The Pollandore’s massive detonation of possibility and different sunlight sweeps outwards across the continent from its epicentre on Chazia’s train. It roars like an exploding shock wave through the certainty of things, gathering momentum as it goes, and the world of history unfolding stumbles, brought up suddenly smack against the truth of human dream and desire. In the trenches of the war and the bitterness of drab town streets the air is suddenly, briefly, rich with the smell of rain on broken earth; another voice is heard, not in the ears but in the blood, and for the brief unsustainable duration of the moment of the Pollandore’s passing, nothing, nothing anywhere dies at all.
The surge of change and otherness rolls across the continent and into the endless forest, where it passes from root to root and from leaf-head to leaf-head. It is leafburst. It is earth-rooted rain-sifting burning green thunder. It crashes against the steep high flanks of Archangel like an ocean storm against the cliffs of the shore.

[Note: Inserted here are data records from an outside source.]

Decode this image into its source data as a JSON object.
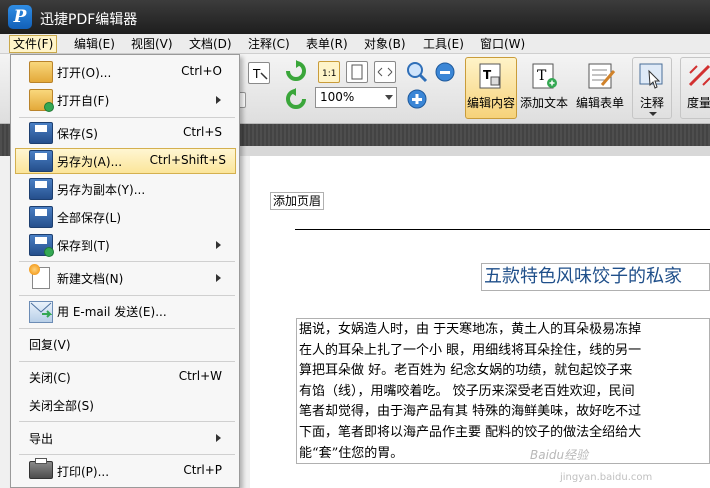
{
  "window": {
    "title": "迅捷PDF编辑器",
    "logo_letter": "P"
  },
  "menubar": {
    "items": [
      "文件(F)",
      "编辑(E)",
      "视图(V)",
      "文档(D)",
      "注释(C)",
      "表单(R)",
      "对象(B)",
      "工具(E)",
      "窗口(W)"
    ]
  },
  "toolbar": {
    "zoom_value": "100%",
    "edit_content": "编辑内容",
    "add_text": "添加文本",
    "edit_form": "编辑表单",
    "comment": "注释",
    "measure": "度量"
  },
  "file_menu": {
    "open": {
      "label": "打开(O)...",
      "shortcut": "Ctrl+O"
    },
    "open_from": {
      "label": "打开自(F)"
    },
    "save": {
      "label": "保存(S)",
      "shortcut": "Ctrl+S"
    },
    "save_as": {
      "label": "另存为(A)...",
      "shortcut": "Ctrl+Shift+S"
    },
    "save_copy": {
      "label": "另存为副本(Y)..."
    },
    "save_all": {
      "label": "全部保存(L)"
    },
    "save_to": {
      "label": "保存到(T)"
    },
    "new_doc": {
      "label": "新建文档(N)"
    },
    "email": {
      "label": "用 E-mail 发送(E)..."
    },
    "revert": {
      "label": "回复(V)"
    },
    "close": {
      "label": "关闭(C)",
      "shortcut": "Ctrl+W"
    },
    "close_all": {
      "label": "关闭全部(S)"
    },
    "export": {
      "label": "导出"
    },
    "print": {
      "label": "打印(P)...",
      "shortcut": "Ctrl+P"
    }
  },
  "document": {
    "header_button": "添加页眉",
    "title": "五款特色风味饺子的私家",
    "body_lines": [
      "据说，女娲造人时，由 于天寒地冻，黄土人的耳朵极易冻掉",
      "在人的耳朵上扎了一个小 眼，用细线将耳朵拴住，线的另一",
      "算把耳朵做 好。老百姓为 纪念女娲的功绩，就包起饺子来",
      "有馅（线），用嘴咬着吃。 饺子历来深受老百姓欢迎，民间",
      "笔者却觉得，由于海产品有其 特殊的海鲜美味，故好吃不过",
      "下面，笔者即将以海产品作主要 配料的饺子的做法全绍给大",
      "能“套”住您的胃。"
    ]
  },
  "watermark": {
    "text": "Baidu经验",
    "sub": "jingyan.baidu.com"
  }
}
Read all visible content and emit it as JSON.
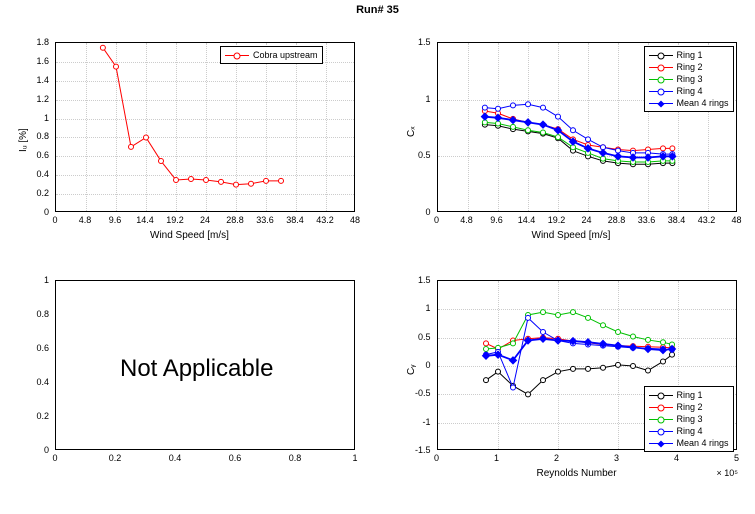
{
  "title": "Run# 35",
  "colors": {
    "ring1": "#000000",
    "ring2": "#ff0000",
    "ring3": "#00c000",
    "ring4": "#0000ff",
    "mean": "#0000ff",
    "cobra": "#ff0000"
  },
  "legend_labels": {
    "cobra": "Cobra upstream",
    "ring1": "Ring 1",
    "ring2": "Ring 2",
    "ring3": "Ring 3",
    "ring4": "Ring 4",
    "mean": "Mean 4 rings"
  },
  "panel_bl": {
    "na_text": "Not Applicable",
    "xlim": [
      0,
      1
    ],
    "ylim": [
      0,
      1
    ],
    "xticks": [
      0,
      0.2,
      0.4,
      0.6,
      0.8,
      1
    ],
    "yticks": [
      0,
      0.2,
      0.4,
      0.6,
      0.8,
      1
    ]
  },
  "chart_data": [
    {
      "id": "tl",
      "type": "line",
      "title": "",
      "xlabel": "Wind Speed [m/s]",
      "ylabel": "Iᵤ [%]",
      "xlim": [
        0,
        48
      ],
      "ylim": [
        0,
        1.8
      ],
      "xticks": [
        0,
        4.8,
        9.6,
        14.4,
        19.2,
        24,
        28.8,
        33.6,
        38.4,
        43.2,
        48
      ],
      "yticks": [
        0,
        0.2,
        0.4,
        0.6,
        0.8,
        1.0,
        1.2,
        1.4,
        1.6,
        1.8
      ],
      "series": [
        {
          "name": "cobra",
          "x": [
            7.5,
            9.6,
            12,
            14.4,
            16.8,
            19.2,
            21.6,
            24,
            26.4,
            28.8,
            31.2,
            33.6,
            36
          ],
          "y": [
            1.75,
            1.55,
            0.7,
            0.8,
            0.55,
            0.35,
            0.36,
            0.35,
            0.33,
            0.3,
            0.31,
            0.34,
            0.34
          ]
        }
      ],
      "legend_pos": "top-right"
    },
    {
      "id": "tr",
      "type": "line",
      "title": "",
      "xlabel": "Wind Speed [m/s]",
      "ylabel": "Cₓ",
      "xlim": [
        0,
        48
      ],
      "ylim": [
        0,
        1.5
      ],
      "xticks": [
        0,
        4.8,
        9.6,
        14.4,
        19.2,
        24,
        28.8,
        33.6,
        38.4,
        43.2,
        48
      ],
      "yticks": [
        0,
        0.5,
        1.0,
        1.5
      ],
      "series": [
        {
          "name": "ring1",
          "x": [
            7.5,
            9.6,
            12,
            14.4,
            16.8,
            19.2,
            21.6,
            24,
            26.4,
            28.8,
            31.2,
            33.6,
            36,
            37.5
          ],
          "y": [
            0.78,
            0.77,
            0.74,
            0.72,
            0.7,
            0.66,
            0.55,
            0.5,
            0.46,
            0.44,
            0.43,
            0.43,
            0.44,
            0.44
          ]
        },
        {
          "name": "ring2",
          "x": [
            7.5,
            9.6,
            12,
            14.4,
            16.8,
            19.2,
            21.6,
            24,
            26.4,
            28.8,
            31.2,
            33.6,
            36,
            37.5
          ],
          "y": [
            0.9,
            0.88,
            0.83,
            0.8,
            0.78,
            0.74,
            0.65,
            0.6,
            0.58,
            0.56,
            0.55,
            0.56,
            0.57,
            0.57
          ]
        },
        {
          "name": "ring3",
          "x": [
            7.5,
            9.6,
            12,
            14.4,
            16.8,
            19.2,
            21.6,
            24,
            26.4,
            28.8,
            31.2,
            33.6,
            36,
            37.5
          ],
          "y": [
            0.8,
            0.79,
            0.76,
            0.73,
            0.71,
            0.67,
            0.58,
            0.53,
            0.48,
            0.46,
            0.45,
            0.45,
            0.46,
            0.46
          ]
        },
        {
          "name": "ring4",
          "x": [
            7.5,
            9.6,
            12,
            14.4,
            16.8,
            19.2,
            21.6,
            24,
            26.4,
            28.8,
            31.2,
            33.6,
            36,
            37.5
          ],
          "y": [
            0.93,
            0.92,
            0.95,
            0.96,
            0.93,
            0.85,
            0.73,
            0.65,
            0.58,
            0.55,
            0.53,
            0.53,
            0.52,
            0.52
          ]
        },
        {
          "name": "mean",
          "x": [
            7.5,
            9.6,
            12,
            14.4,
            16.8,
            19.2,
            21.6,
            24,
            26.4,
            28.8,
            31.2,
            33.6,
            36,
            37.5
          ],
          "y": [
            0.85,
            0.84,
            0.82,
            0.8,
            0.78,
            0.73,
            0.63,
            0.57,
            0.53,
            0.5,
            0.49,
            0.49,
            0.5,
            0.5
          ]
        }
      ],
      "legend_pos": "top-right"
    },
    {
      "id": "br",
      "type": "line",
      "title": "",
      "xlabel": "Reynolds Number",
      "ylabel": "Cᵧ",
      "xlim": [
        0,
        5
      ],
      "ylim": [
        -1.5,
        1.5
      ],
      "xticks": [
        0,
        1,
        2,
        3,
        4,
        5
      ],
      "yticks": [
        -1.5,
        -1,
        -0.5,
        0,
        0.5,
        1,
        1.5
      ],
      "x_exp": "× 10⁵",
      "series": [
        {
          "name": "ring1",
          "x": [
            0.8,
            1.0,
            1.25,
            1.5,
            1.75,
            2.0,
            2.25,
            2.5,
            2.75,
            3.0,
            3.25,
            3.5,
            3.75,
            3.9
          ],
          "y": [
            -0.25,
            -0.1,
            -0.35,
            -0.5,
            -0.25,
            -0.1,
            -0.05,
            -0.05,
            -0.03,
            0.02,
            0.0,
            -0.08,
            0.08,
            0.2
          ]
        },
        {
          "name": "ring2",
          "x": [
            0.8,
            1.0,
            1.25,
            1.5,
            1.75,
            2.0,
            2.25,
            2.5,
            2.75,
            3.0,
            3.25,
            3.5,
            3.75,
            3.9
          ],
          "y": [
            0.4,
            0.3,
            0.45,
            0.48,
            0.5,
            0.48,
            0.44,
            0.41,
            0.38,
            0.36,
            0.35,
            0.34,
            0.33,
            0.32
          ]
        },
        {
          "name": "ring3",
          "x": [
            0.8,
            1.0,
            1.25,
            1.5,
            1.75,
            2.0,
            2.25,
            2.5,
            2.75,
            3.0,
            3.25,
            3.5,
            3.75,
            3.9
          ],
          "y": [
            0.3,
            0.32,
            0.4,
            0.9,
            0.95,
            0.9,
            0.95,
            0.85,
            0.72,
            0.6,
            0.52,
            0.46,
            0.42,
            0.38
          ]
        },
        {
          "name": "ring4",
          "x": [
            0.8,
            1.0,
            1.25,
            1.5,
            1.75,
            2.0,
            2.25,
            2.5,
            2.75,
            3.0,
            3.25,
            3.5,
            3.75,
            3.9
          ],
          "y": [
            0.2,
            0.25,
            -0.38,
            0.85,
            0.6,
            0.45,
            0.4,
            0.38,
            0.36,
            0.34,
            0.32,
            0.31,
            0.3,
            0.29
          ]
        },
        {
          "name": "mean",
          "x": [
            0.8,
            1.0,
            1.25,
            1.5,
            1.75,
            2.0,
            2.25,
            2.5,
            2.75,
            3.0,
            3.25,
            3.5,
            3.75,
            3.9
          ],
          "y": [
            0.18,
            0.2,
            0.1,
            0.45,
            0.48,
            0.45,
            0.44,
            0.42,
            0.39,
            0.36,
            0.33,
            0.3,
            0.28,
            0.3
          ]
        }
      ],
      "legend_pos": "bottom-right"
    }
  ]
}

And Archangel is appalled, because in his delight at his own movement he realises that he has made a terrible mistake.
He has forgotten to be afraid.
For a moment his painful grinding progress across the floor of the forest pauses, and for miles around him there is nothing but silence and a second of waiting.
He gathers. He centres. He focuses.
He remembers this thing.
How is it that he had forgotten? That never happens, but it has happened. This thing has been hiding from him! It has woven a forgetting around itself, but now it has made itself known.
This is a powerful and dangerous threat.
Archangel traces the path of the passing of the Pollandore moment back to its source. Examines. Analyzes. Knows what he must do.